Décidément, le vent des démissions qui secoue la majorité présidentielle est loin de s’estomper. La saignée prédite après le choix porté par le président de la République sur Amadou Ba pour porter les couleurs de la majorité sortante à la prochaine élection présidentielle risque bel et bien de se produire. Mais de tous les départs, annoncés ou effectifs, celui qui risque de susciter le plus de commentaires — et aussi faire le plus de mal à Benno Bokk Yaakar (BBY) — est sans conteste celui d’Abdoulaye Daouda Diallo. Ce du fait de sa longue et riche trajectoire politique. L’actuel président du Conseil économique, social et environnemental a reçu plusieurs coups qui ont failli compromettre sa carrière politique. Mais, à force de conviction et de courage, il a su encaisser ces coups dont certains l’ont fait trébucher avant de se relever et poursuivre son chemin dans l’univers impitoyable de la politique où n’ont de place que les plus téméraires, les plus cyniques voire les tueurs de sang-froid. Dans ses nouveaux habits «d’opposant» à un régime dont il fut l’un des plus solides piliers 12 ans durant, il fa lui falloir faire l’apprentissage de l’adversité. Ou, plutôt, oublier les lambris dorés pour réapprendre à traverser le désert, lui qui a connu cette traversée durant les temps héroïques où, sans hésiter, il avait renoncé à tous les privilèges et avantages pour suivre son mentor Macky Sall dans sa rébellion contre le président Abdoulaye Wade. Ironie de l’histoire, cette fois-ci c’est lui qui prend les armes contre celui qui s’était révolté contre Wade ! Celui que l’on a toujours taxé d’être timide, posé et parfois même mou, devra donc sortir les griffes pour remporter le combat le plus difficile de sa carrière politique et peut-être de sa vie.
Ah! Des dés (ADD) sont jetés en attendant d’autres si bien sûr Abdoulaye Daouda Diallo décide de quitter le navire de l’APR. Tout porte à croire qu’il va aller dans ce sens puisqu’il semble avoir déjà fait ses valises. Ses proches assurent que rien ne peut plus le faire revenir sur sa décision de rompre les amarres avec son frère de lait Macky Sall. Un frère devenu président de la République à l’endroit de qui il a fait preuve de fidélité et d’engagement à tous points de vues. Sur cela, ses probables ex-compagnons de l’APR ne diront pas le contraire et le président Macky Sall en premier
Un homme persécuté par Me Wade à cause de son soutien à Macky Sall
En effet, l’actuel maire de Boki Dialloube, dans le département de Podor, a très tôt fait acte d’allégeance au patron de l’APR. Il a toujours été proche de l’actuel président de la République. Lorsque Macky Sall avait été obligé de démissionner de son poste de président de l’Assemblée nationale et ayant décidé pour cette raison de quitter le PDS alors au pouvoir, ADD avait été parmi les premiers à le suivre.

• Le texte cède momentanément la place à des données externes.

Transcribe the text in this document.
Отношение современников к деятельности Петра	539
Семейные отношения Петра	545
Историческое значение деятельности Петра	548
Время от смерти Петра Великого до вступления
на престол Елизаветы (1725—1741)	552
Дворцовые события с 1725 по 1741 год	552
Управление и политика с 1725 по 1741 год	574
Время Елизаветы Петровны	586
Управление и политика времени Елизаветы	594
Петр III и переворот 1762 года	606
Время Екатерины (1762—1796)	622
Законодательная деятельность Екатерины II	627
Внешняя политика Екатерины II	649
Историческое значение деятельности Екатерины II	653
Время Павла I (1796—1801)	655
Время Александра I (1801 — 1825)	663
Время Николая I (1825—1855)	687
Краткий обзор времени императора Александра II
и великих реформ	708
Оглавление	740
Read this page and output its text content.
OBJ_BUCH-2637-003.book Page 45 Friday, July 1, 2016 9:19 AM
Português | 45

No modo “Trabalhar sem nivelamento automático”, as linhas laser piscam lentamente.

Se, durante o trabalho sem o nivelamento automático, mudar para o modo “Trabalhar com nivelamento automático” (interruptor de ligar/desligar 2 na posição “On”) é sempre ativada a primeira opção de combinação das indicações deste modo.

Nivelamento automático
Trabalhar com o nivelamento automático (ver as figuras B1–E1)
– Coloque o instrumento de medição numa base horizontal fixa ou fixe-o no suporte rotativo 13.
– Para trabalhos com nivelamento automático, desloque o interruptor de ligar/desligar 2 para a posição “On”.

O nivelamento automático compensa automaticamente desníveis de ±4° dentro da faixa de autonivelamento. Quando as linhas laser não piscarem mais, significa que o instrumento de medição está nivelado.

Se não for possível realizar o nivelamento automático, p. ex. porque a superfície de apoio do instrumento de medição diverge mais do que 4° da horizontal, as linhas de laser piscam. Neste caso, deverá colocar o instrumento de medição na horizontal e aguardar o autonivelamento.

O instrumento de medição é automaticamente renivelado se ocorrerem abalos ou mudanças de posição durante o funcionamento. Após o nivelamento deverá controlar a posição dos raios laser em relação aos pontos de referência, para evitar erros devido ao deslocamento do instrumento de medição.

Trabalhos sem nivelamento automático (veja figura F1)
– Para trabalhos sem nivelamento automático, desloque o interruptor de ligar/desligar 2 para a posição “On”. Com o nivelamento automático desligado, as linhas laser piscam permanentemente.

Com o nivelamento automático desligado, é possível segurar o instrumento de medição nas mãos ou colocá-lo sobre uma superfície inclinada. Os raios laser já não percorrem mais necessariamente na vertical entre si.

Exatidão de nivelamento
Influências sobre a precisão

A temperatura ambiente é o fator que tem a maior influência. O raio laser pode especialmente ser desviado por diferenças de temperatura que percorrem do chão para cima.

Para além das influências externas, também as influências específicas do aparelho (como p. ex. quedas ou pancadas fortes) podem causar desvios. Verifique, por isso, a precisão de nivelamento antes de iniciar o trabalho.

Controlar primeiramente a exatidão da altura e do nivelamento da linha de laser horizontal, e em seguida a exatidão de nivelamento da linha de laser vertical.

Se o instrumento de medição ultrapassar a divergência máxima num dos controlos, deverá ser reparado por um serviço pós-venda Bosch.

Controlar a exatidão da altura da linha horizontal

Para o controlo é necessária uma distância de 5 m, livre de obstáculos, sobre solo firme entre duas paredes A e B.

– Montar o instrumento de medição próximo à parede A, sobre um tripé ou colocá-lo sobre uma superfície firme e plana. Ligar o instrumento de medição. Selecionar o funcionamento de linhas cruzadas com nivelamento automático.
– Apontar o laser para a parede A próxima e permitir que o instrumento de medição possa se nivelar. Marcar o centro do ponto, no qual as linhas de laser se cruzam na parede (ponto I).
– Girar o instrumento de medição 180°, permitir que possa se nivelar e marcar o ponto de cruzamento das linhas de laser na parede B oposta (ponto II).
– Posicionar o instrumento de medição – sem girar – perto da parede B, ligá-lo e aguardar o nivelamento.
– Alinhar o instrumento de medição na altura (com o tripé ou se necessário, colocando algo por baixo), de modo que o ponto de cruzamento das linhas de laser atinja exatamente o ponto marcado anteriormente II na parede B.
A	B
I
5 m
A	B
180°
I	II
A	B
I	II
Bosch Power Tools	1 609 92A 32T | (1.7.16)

Limogé de son poste de secrétaire général de l’Ipres pour cause de proximité avec le banni, il décide de retourner à la Direction Générale des Impôts et Domaines pour se voir nommer Adjoint au Chef de la DPI. Il résiste aux pressions innommables exercées sur lui et s’arme d’une dignité digne d’éloges doublée d’un stoïcisme d’aloi. Il fait le dos rond face à la bourrasque et continue de soutenir Macky Sall. Mieux, avec ses maigres moyens, il va battre campagne tous les weekends dans son terroir de Podor bravant la poussière et la chaleur afin de prêcher la bonne parole de son mentor. Et en 2012, à la surprise générale, le leader de l’Alliance Pour la République, (APR), un parti dont ADD a participé à la création, est élu. Une victoire dont il peut se glorifier du fait des bons résultats enregistrés dans son fief politique.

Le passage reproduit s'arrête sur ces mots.